Maldição sobre a Jerusalém de taipa
O missionário “como outrora os apóstolos às portas das cidades que os repeliam, sacudiu o pó das sandálias” apelando para o veredictum tremendo da Justiça Divina…
E abalou, furtando-se a seguro pelos becos, acompanhado dos dois sócios de reveses…
Galga a estrada coleante, entre os declives da Favela.
Atinge o alto da montanha. Pára um momento…
Considera pela última vez o povoado, embaixo…

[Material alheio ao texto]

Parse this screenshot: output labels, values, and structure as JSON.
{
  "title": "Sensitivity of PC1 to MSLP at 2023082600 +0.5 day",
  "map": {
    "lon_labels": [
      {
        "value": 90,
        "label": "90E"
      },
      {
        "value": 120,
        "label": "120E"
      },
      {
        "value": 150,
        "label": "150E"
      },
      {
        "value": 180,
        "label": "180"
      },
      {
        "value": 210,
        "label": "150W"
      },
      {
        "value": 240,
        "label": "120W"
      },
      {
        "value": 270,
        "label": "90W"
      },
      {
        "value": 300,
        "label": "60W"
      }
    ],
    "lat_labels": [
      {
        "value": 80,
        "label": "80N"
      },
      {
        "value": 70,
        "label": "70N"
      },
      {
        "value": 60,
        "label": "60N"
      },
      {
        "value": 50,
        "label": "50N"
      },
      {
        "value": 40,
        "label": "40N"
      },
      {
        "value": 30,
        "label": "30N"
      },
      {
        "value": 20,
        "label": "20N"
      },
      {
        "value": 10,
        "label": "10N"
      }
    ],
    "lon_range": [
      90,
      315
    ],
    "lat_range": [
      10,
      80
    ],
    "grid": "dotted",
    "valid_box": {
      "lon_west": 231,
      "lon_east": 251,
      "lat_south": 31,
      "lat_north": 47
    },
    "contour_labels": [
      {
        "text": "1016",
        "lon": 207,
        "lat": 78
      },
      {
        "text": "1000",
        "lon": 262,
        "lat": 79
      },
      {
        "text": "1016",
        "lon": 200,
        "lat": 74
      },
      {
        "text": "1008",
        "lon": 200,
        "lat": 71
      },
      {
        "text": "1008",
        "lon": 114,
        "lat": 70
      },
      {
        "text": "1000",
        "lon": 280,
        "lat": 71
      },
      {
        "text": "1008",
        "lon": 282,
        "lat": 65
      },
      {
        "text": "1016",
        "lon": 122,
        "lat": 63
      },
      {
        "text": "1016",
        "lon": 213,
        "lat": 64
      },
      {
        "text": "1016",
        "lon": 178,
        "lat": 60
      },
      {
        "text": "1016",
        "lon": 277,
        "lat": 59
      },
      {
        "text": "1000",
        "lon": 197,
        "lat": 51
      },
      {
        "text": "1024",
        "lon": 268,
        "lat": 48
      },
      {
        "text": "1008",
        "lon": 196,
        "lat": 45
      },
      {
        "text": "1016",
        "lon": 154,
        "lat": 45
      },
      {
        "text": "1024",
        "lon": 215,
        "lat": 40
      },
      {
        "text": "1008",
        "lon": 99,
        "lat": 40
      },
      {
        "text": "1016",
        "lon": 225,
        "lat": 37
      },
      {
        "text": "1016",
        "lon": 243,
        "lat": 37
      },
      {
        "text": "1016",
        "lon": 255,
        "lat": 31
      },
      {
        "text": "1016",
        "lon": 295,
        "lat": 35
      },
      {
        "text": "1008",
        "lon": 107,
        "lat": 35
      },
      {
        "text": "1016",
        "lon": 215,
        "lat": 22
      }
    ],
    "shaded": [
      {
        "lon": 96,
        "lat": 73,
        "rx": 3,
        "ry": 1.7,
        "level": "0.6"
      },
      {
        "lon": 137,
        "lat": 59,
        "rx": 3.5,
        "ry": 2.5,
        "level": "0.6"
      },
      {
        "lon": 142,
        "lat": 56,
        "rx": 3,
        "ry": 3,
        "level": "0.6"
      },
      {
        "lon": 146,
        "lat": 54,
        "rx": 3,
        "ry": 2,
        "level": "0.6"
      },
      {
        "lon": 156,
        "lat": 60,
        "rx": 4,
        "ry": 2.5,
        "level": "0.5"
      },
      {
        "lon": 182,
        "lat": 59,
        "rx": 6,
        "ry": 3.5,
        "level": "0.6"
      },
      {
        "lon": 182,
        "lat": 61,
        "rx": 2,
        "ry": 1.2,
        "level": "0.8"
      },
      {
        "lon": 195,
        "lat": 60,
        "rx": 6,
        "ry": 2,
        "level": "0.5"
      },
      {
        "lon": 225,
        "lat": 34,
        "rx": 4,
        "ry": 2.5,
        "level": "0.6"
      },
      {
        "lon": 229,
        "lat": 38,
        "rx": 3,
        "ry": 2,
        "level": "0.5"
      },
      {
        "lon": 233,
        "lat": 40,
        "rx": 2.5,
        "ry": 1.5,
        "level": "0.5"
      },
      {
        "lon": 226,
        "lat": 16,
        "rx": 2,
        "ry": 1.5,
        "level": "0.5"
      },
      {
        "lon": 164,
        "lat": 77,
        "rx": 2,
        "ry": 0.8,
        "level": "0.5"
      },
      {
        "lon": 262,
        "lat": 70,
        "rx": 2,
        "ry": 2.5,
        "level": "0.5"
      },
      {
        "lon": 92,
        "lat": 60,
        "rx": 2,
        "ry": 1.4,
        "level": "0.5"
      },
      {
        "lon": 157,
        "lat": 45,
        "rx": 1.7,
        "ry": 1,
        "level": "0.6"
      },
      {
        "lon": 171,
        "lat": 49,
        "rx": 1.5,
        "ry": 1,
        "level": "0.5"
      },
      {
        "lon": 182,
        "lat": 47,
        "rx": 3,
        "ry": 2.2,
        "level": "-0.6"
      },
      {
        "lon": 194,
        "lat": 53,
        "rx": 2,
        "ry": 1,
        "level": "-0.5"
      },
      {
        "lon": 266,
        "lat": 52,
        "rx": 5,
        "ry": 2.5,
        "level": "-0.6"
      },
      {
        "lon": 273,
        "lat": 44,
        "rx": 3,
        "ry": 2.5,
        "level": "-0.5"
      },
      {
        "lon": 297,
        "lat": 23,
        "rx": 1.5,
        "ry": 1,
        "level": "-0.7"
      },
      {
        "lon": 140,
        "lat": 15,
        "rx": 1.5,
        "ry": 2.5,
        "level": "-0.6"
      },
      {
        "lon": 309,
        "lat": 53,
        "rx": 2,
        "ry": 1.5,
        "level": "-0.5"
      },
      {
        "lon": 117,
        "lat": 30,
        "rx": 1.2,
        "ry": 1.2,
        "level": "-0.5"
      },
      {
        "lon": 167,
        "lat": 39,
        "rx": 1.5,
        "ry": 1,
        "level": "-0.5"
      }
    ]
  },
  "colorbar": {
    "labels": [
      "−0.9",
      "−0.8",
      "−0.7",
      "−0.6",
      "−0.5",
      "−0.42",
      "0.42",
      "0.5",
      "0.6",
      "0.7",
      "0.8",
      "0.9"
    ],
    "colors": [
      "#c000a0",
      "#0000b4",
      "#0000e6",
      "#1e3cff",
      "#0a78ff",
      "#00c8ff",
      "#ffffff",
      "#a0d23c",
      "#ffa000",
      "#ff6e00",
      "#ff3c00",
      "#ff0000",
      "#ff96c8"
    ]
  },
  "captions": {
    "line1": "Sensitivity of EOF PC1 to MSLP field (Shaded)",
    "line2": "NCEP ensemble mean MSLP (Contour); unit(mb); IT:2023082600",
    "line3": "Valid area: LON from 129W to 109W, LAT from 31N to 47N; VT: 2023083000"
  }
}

É invadido de súbita onda de tristeza. Equipara-se “ao Divino Mestre diante de Jerusalém.”
Mas amaldiçoou…
[ 48 ] Barão de Jeremoabo.
[ 49 ] Montanus ne prenait même pas la peine d’interdire un acte devenu absolument insignifiant, du moment que l’humanité en était à son dernier soir. La porte se trouvait ainsi ouverte à la débauche. — Renan, Marc-Aurèle, p. 215.
[ 50 ] Sílvio Romero — Estudos sobre a Poesia Popular no Brasil. O escritor transcrevia aquelas quadras em 1879, precedendo-as com o seguinte comentário: “Era um missionário a seu jeito. Com tão poucos recursos fanatizou as povoações que visitou, que o tinham por Santo Antônio Aparecido.” Já em 1879!…
[ 51 ] Vide relatório de Fr. João Evangelista do Monte Marciano.
[ 52 ] Conservamos os originais destas quadras cuja ortografia alteramos em parte.
[ 53 ] Acompanhe-se o Relatório de Frei Monte Marciano.